I’m feeling much better. It’s a small improvement everyday. Now I’m training inside and I can ride easy only on the trainer. At the beginning it was 20 minutes a day. Now I can ride 30-40 minutes a day, but still really easy. But that’s feeling great.

Even if there’s no sign of blood in my lungs on the x-ray anymore, I still have to improve slowly so my lungs get better at transporting oxygen and all that. Right now my lungs are not as efficient, my breath is still short. So I still have to keep training easy so I can keep enough oxygen in my organs. But it’s also helping, because it’s bringing blood to where my body impacted the ground.

Did you hit your head at all, going over the bars?
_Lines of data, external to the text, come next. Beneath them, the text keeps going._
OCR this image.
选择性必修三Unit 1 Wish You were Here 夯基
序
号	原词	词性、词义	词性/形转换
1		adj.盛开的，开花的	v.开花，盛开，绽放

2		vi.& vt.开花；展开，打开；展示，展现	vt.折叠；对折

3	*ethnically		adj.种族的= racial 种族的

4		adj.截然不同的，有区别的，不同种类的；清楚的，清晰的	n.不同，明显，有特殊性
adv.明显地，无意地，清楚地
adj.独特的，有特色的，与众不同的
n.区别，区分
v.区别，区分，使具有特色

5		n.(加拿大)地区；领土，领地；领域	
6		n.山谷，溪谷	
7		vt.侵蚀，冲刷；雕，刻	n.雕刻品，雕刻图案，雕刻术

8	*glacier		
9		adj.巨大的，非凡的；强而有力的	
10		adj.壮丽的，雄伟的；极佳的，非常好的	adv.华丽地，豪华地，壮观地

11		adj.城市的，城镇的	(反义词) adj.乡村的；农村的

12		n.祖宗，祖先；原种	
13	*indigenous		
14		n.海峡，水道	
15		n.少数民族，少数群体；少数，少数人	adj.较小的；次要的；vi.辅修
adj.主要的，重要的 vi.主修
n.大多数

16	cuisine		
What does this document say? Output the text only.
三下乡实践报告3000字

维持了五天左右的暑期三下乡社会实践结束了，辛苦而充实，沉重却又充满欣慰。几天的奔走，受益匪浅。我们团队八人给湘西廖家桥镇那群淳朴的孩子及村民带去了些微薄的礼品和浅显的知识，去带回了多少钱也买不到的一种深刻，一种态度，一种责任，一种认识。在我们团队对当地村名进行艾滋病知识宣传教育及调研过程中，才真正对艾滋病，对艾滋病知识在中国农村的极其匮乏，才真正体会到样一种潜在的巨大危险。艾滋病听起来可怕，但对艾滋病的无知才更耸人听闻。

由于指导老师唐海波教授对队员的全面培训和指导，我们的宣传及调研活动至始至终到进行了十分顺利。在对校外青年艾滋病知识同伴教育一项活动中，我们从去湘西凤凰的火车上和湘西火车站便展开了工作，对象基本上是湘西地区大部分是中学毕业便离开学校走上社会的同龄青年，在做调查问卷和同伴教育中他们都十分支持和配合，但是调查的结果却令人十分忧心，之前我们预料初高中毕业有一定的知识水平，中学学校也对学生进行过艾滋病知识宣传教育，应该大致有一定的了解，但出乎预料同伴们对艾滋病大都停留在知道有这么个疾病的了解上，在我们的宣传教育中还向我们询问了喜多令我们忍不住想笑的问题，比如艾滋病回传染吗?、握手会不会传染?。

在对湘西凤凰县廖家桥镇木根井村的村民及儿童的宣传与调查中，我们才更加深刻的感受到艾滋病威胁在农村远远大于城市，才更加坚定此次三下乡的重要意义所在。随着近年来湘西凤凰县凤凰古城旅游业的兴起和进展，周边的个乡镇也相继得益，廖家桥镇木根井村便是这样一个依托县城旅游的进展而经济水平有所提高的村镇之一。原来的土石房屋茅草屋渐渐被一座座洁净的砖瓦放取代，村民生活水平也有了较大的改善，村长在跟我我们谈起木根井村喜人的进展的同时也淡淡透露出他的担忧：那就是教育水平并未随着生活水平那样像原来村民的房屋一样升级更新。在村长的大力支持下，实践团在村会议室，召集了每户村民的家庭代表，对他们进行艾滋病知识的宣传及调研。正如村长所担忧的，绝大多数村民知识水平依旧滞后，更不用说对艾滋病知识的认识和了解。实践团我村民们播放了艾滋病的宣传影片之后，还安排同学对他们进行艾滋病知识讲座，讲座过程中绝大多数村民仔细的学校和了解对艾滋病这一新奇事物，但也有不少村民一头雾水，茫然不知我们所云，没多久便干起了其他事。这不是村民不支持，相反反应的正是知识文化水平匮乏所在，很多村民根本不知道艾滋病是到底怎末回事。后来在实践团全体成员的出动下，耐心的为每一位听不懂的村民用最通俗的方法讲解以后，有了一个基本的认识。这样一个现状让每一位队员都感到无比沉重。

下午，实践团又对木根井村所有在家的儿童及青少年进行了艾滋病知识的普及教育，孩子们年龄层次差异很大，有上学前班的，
I don’t think I hit my head. The helmet was fine with just a few scratches from the gravel. My physio doesn’t think I had a concussion or, if I did, it was a very minor one. The only concussion symptom I had was a loss of consciousness. But I don’t think I hit my head in the process. The first impact was on my mid-back. I think that was it.

Bouchard hit both XCC and XCO podiums in the pre-World Cup race. Photo: Joé Dufour
How does this change your season going forward?

So its put me in the recovery process for a little while, obviously. I don’t think it’s that bad. I can see advantage in it. But it took me out of competition for four weekends of racing I had planned. The World Cup, then I was supposed to be in Arkansas and the next two World Cups in Germany and Czech Republic.

Right now, I’m planning my return for the Baie-St.-Paul Canada Cup in the first week in June. From there, I’ll be in good shape. I thought I could be back earlier, but there’s not really any races. Nove Mesto is just a bit too early to consider racing there.

So no Albstadt or Nove Mesto World Cup, then?

No, I have to cross out that trip. But I’ll be there in Baie-St.-Paul. I might also change my calendar to include the Leogang, Austria World Cup, which I’d planned to miss.

The advantage is that I might be a bit fresher by the end of the season and maybe stronger in the middle part of the season after missing out a big block of racing.

I also get to see progress every day, which is really motivating. Even if I don’t feel really fit right now, it’s still encouraging. I get to see progress every day, like I’m a beginner. In high level competition, it’s sometimes hard to see improvement. But I’m seeing that all the time,that feels good.

Best of luck with your recovery, thanks for taking time to talk.